The Constitution envisaged South Africa journeying from a racist and sexist past to a nonracial and nonsexist future. Given a history of sustained prejudice over more than 300 years, it was only by way of an act of supreme optimism encapsulated in the rainbow metaphor that we could have hoped to conduct the journey without losing our way from time to time.
Detours can, however, prove extremely costly. Our present location can well prevent the completion of the constitutional journey for a very long time. Perhaps this is an overly optimistic reading of the Constitution and its promise. Any form of overlapping consensus, however tentative, that appeared possible during the Mandela presidency has been shattered. Public discourse is now saturated with racial definition.
What is to be done? Inevitably, there has come a call for the criminalisation of racist speech. When in doubt, let us turn to the law so that the courts can supplement our manifest social failure. How, it must be asked, will a turn to criminal law assist in eradicating the very practice bequeathed to our nation by colonialism and later racist white rule until 1994? The best answer justifies the use of criminal law against racist speech by referring to post-war Germany, which enacted such a law as a response to Nazi atrocity in general and the Holocaust in particular. The German law proclaimed that the future Germany would not sanction any form of degradation of a people on account of race or religion.
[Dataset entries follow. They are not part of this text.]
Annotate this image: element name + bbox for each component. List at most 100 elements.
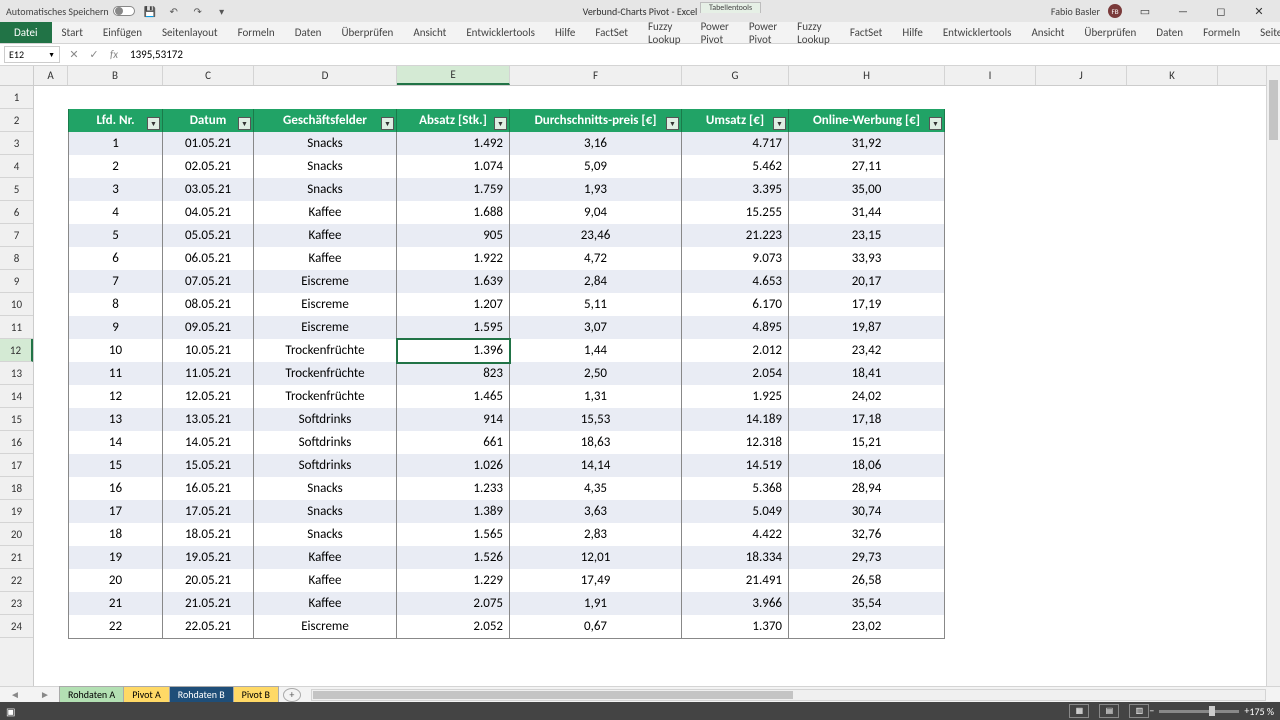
cell[interactable]: 17.05.21 <box>163 500 254 524</box>
select-all-corner[interactable] <box>0 66 34 86</box>
file-tab[interactable]: Datei <box>0 22 52 43</box>
cell[interactable]: Kaffee <box>254 592 397 616</box>
cell[interactable]: 661 <box>397 431 510 455</box>
maximize-icon[interactable]: ◻ <box>1206 1 1236 21</box>
cell[interactable]: 19,87 <box>789 316 945 340</box>
row-header-11[interactable]: 11 <box>0 316 33 339</box>
cell[interactable]: 18,41 <box>789 362 945 386</box>
cell[interactable]: Eiscreme <box>254 293 397 317</box>
filter-icon[interactable]: ▼ <box>929 117 942 130</box>
add-sheet-button[interactable]: + <box>283 688 301 702</box>
cells-area[interactable]: Lfd. Nr.▼Datum▼Geschäftsfelder▼Absatz [S… <box>34 86 1266 686</box>
cell[interactable]: 2,83 <box>510 523 682 547</box>
cell[interactable]: 14.189 <box>682 408 789 432</box>
cell[interactable]: 9 <box>68 316 163 340</box>
cell[interactable]: 4.717 <box>682 132 789 156</box>
cell[interactable]: 4 <box>68 201 163 225</box>
cell[interactable]: 19.05.21 <box>163 546 254 570</box>
cell[interactable]: 13 <box>68 408 163 432</box>
cell[interactable]: 4,35 <box>510 477 682 501</box>
cell[interactable]: Snacks <box>254 178 397 202</box>
cell[interactable]: 1.565 <box>397 523 510 547</box>
confirm-formula-icon[interactable]: ✓ <box>84 48 104 61</box>
table-header[interactable]: Online-Werbung [€]▼ <box>789 109 945 133</box>
row-header-4[interactable]: 4 <box>0 155 33 178</box>
cell[interactable]: 2.052 <box>397 615 510 639</box>
cell[interactable]: 04.05.21 <box>163 201 254 225</box>
cell[interactable]: 8 <box>68 293 163 317</box>
table-header[interactable]: Absatz [Stk.]▼ <box>397 109 510 133</box>
table-header[interactable]: Datum▼ <box>163 109 254 133</box>
tab-formeln[interactable]: Formeln <box>1193 22 1250 43</box>
tab-hilfe[interactable]: Hilfe <box>545 22 585 43</box>
cell[interactable]: 6.170 <box>682 293 789 317</box>
cell[interactable]: 05.05.21 <box>163 224 254 248</box>
cell[interactable]: Snacks <box>254 155 397 179</box>
row-header-10[interactable]: 10 <box>0 293 33 316</box>
filter-icon[interactable]: ▼ <box>773 117 786 130</box>
tab-überprüfen[interactable]: Überprüfen <box>331 22 403 43</box>
cell[interactable]: 26,58 <box>789 569 945 593</box>
cancel-formula-icon[interactable]: ✕ <box>64 48 84 61</box>
tab-überprüfen[interactable]: Überprüfen <box>1074 22 1146 43</box>
col-header-F[interactable]: F <box>510 66 682 85</box>
row-header-15[interactable]: 15 <box>0 408 33 431</box>
cell[interactable]: 01.05.21 <box>163 132 254 156</box>
cell[interactable]: 2 <box>68 155 163 179</box>
cell[interactable]: 2.012 <box>682 339 789 363</box>
cell[interactable]: 23,02 <box>789 615 945 639</box>
sheet-tab-pivot-b[interactable]: Pivot B <box>233 686 279 703</box>
cell[interactable]: 16 <box>68 477 163 501</box>
cell[interactable]: 22 <box>68 615 163 639</box>
sheet-nav[interactable]: ◄► <box>0 688 60 701</box>
sheet-tab-rohdaten-b[interactable]: Rohdaten B <box>169 686 234 704</box>
cell[interactable]: 13.05.21 <box>163 408 254 432</box>
save-icon[interactable]: 💾 <box>141 2 159 20</box>
col-header-D[interactable]: D <box>254 66 397 85</box>
row-header-19[interactable]: 19 <box>0 500 33 523</box>
cell[interactable]: 11.05.21 <box>163 362 254 386</box>
cell[interactable]: 5,09 <box>510 155 682 179</box>
cell[interactable]: Kaffee <box>254 201 397 225</box>
cell[interactable]: 914 <box>397 408 510 432</box>
row-header-18[interactable]: 18 <box>0 477 33 500</box>
cell[interactable]: 23,42 <box>789 339 945 363</box>
cell[interactable]: Snacks <box>254 477 397 501</box>
cell[interactable]: 10 <box>68 339 163 363</box>
cell[interactable]: 3.966 <box>682 592 789 616</box>
cell[interactable]: Snacks <box>254 132 397 156</box>
col-header-G[interactable]: G <box>682 66 789 85</box>
tab-formeln[interactable]: Formeln <box>228 22 285 43</box>
cell[interactable]: 3.395 <box>682 178 789 202</box>
cell[interactable]: Snacks <box>254 523 397 547</box>
cell[interactable]: 2.054 <box>682 362 789 386</box>
cell[interactable]: 21 <box>68 592 163 616</box>
fx-icon[interactable]: fx <box>104 48 124 61</box>
cell[interactable]: 4.653 <box>682 270 789 294</box>
scroll-thumb[interactable] <box>1269 80 1278 140</box>
cell[interactable]: Eiscreme <box>254 615 397 639</box>
cell[interactable]: 06.05.21 <box>163 247 254 271</box>
undo-icon[interactable]: ↶ <box>165 2 183 20</box>
qat-customize-icon[interactable]: ▾ <box>213 2 231 20</box>
cell[interactable]: 1.925 <box>682 385 789 409</box>
cell[interactable]: 6 <box>68 247 163 271</box>
tab-seitenlayout[interactable]: Seitenlayout <box>1250 22 1280 43</box>
row-header-17[interactable]: 17 <box>0 454 33 477</box>
cell[interactable]: Kaffee <box>254 569 397 593</box>
table-header[interactable]: Umsatz [€]▼ <box>682 109 789 133</box>
cell[interactable]: 12.05.21 <box>163 385 254 409</box>
tab-start[interactable]: Start <box>52 22 93 43</box>
filter-icon[interactable]: ▼ <box>147 117 160 130</box>
cell[interactable]: 17,19 <box>789 293 945 317</box>
cell[interactable]: 7 <box>68 270 163 294</box>
redo-icon[interactable]: ↷ <box>189 2 207 20</box>
cell[interactable]: 12 <box>68 385 163 409</box>
cell[interactable]: Eiscreme <box>254 316 397 340</box>
close-icon[interactable]: ✕ <box>1244 1 1274 21</box>
row-header-21[interactable]: 21 <box>0 546 33 569</box>
formula-input[interactable]: 1395,53172 <box>124 48 1280 61</box>
col-header-B[interactable]: B <box>68 66 163 85</box>
table-header[interactable]: Geschäftsfelder▼ <box>254 109 397 133</box>
hscroll-thumb[interactable] <box>313 691 793 699</box>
This is a powerful justification in that criminal law is supposed to reflect society’s morals and its intent to promote a code of laws that protect the life and dignity of all. But law cannot, on its own, solve the problem at root. Charging Penny Sparrow, for example, will not change the mind-set that contains so poisonous a disregard for the other. True, it punishes one racist and thus enacts a formal act of denunciation but, in so doing, attacks a symptom, leaving the cause to continue its deadly work.
The causes are many but one of them is not the Constitution. It does not prevent the transformation of the economy into an engine in which growth is enjoyed by all who live in the country. The much-invoked property clause does not mandate a “willing buyer, willing seller” principle so that every form of expropriation of land must be funded by the market value of the property. The glacial pace of land reform as well as the turn to a form of black economic empowerment (BEE) that privileges just a few cannot be attributed to the Constitution.
The devastating consequences of an education system that should have risen far better to the challenges of the apartheid past runs contrary to the promise of the Constitution, which contains significant rights to education. That clause has been used, on countless occasions, by nongovernmental organisations to compel government to provide a decent education, without which the innate potential of millions will be lost and the economic engine will continue to run on three cylinders.
In summary, without changing the economy from one that works for a few to one that includes all South Africans as beneficiaries, the pattern of racial privilege and exclusion of more than 300 years will continue to prevent the journey to the society prefigured in the Constitution.
The same holds true for cultural practices, the dominant versions of which have changed little in the past 20 years. Why else would a broadcaster who doubtless battles with the correct pronunciation of words derived from indigenous languages be so concerned with one English word uttered by the minister of education unless it was because he thought his cultural view was the superior one? Understanding and respecting diversity is surely a task that must be undertaken, for starters, in our educational institutions and public discourse.
For a country that must at the same time participate in the global world, this is a difficult but vital task. It is not helped by the dominance of recourse to the kind of populism that sees the Constitution as the cause of our dilemma or by the snide superiority of those much published in the mainstream who see only incompetence in existing institutions.
The Constitution foresaw the need to transform our legal system into one that would support social and economic transformation. It is regrettable that the legal commentators, who so speedily call for the criminalisation of racist speech, say so little about how the legal system can be significantly changed to support the kind of economic and social practice that is required if the country is to embrace a new identity.
The Constitution, read as a whole, requires a reconstructed identity of what it means to be South African if its promise is ever to be fulfilled. Conversely, we may need to ask: Is this too optimistic a vision for a country so scarred by so devastating a history?